À 48 ans, Mariana, cuisinière à la cantine scolaire, est décédée.

INSPIRATION

À 48 ans, Mariana, cuisinière à la cantine scolaire, a quitté son mari, chauffeur routier, et s’est enfuie à Dubaï en quête d’une vie meilleure. Là-bas, elle est tombée sous l’emprise d’un cheikh arabe. Après la première nuit, elle avait du mal à rester assise… 😲😲😲

Je m’appelle Mariana et j’ai quarante-huit ans. Jusqu’à hier, j’étais une simple cuisinière à la cantine scolaire : l’odeur du ragoût et du chou braisé, le réveil à cinq heures du matin et le regard froid de mon mari, Nicu, qui ne rentrait que quelques jours par mois, entre ses services.

Les enfants avaient grandi et étaient rentrés à la maison, et ma vie était devenue une routine grise, chaque jour ressemblant au précédent.

Mais un jour, un désir tenace de partir s’est éveillé en moi. N’importe où. Le plus loin possible. J’ai rassemblé toutes les économies que j’avais mises de côté pendant des années, je me suis offert des vacances et, sans rien dire à Nicu, j’ai quitté mon mari et je me suis enfuie à Dubaï. Je cherchais une vie meilleure. Une vie où je pourrais enfin me sentir comme une vraie femme, et non plus comme une ombre s’occupant des tâches ménagères.

L’avion atterrit dans une ville digne d’un film. Chaleureuse, lumineuse, constellée d’immeubles gigantesques et de voitures de luxe. L’air chaud me fouettait le visage et la mer scintillait entre les gratte-ciel.

Je le rencontrai au bazar : un bel Arabe nommé Amir. Son sourire, sa voix douce et son regard attentif me charmèrent instantanément.

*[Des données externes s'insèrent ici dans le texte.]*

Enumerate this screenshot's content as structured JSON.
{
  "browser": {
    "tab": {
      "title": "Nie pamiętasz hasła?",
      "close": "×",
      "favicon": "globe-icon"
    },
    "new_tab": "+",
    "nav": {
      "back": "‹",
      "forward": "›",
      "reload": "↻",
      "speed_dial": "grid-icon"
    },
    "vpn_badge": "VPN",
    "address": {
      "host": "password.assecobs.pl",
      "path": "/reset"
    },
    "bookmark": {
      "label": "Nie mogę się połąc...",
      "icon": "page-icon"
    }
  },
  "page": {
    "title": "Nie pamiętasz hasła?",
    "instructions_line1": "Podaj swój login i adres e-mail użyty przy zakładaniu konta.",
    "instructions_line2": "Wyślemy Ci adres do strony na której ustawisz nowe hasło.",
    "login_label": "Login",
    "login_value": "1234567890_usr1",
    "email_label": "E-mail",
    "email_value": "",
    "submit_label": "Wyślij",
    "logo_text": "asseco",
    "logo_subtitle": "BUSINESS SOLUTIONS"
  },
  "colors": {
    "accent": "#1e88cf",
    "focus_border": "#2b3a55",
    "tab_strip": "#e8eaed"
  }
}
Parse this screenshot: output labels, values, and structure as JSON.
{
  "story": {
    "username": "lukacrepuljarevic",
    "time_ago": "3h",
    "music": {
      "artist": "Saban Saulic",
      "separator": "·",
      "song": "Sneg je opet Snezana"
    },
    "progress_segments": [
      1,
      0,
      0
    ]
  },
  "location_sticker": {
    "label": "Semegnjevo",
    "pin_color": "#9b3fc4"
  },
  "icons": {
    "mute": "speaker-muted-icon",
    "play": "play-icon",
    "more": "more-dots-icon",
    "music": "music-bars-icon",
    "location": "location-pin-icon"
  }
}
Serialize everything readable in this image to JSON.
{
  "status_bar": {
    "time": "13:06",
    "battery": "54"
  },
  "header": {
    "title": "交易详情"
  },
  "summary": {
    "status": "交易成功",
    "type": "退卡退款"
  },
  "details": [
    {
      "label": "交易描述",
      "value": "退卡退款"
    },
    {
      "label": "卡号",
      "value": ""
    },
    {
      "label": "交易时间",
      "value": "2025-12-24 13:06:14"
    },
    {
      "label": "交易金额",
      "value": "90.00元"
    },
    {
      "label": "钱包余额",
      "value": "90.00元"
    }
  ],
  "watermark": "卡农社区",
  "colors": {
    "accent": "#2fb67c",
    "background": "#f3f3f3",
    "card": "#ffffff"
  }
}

Il m’offrit des cadeaux, m’emmena dans des endroits secrets de Dubaï, me fit faire une croisière nocturne en yacht et me murmura des mots qui me firent tourner la tête.

Je tombai dans un piège à la fois doux et dangereux avec cet homme mystérieux, qui semblait être le cheikh de mes rêves inassouvis.

Les jours et les nuits se confondaient en un tourbillon de passion et de tendresse. Son contact réveilla en moi quelque chose qui sommeillait depuis des années.

Tout mon corps tremblait d’excitation. Et puis vint cette première nuit…

J’avais du mal à rester assise…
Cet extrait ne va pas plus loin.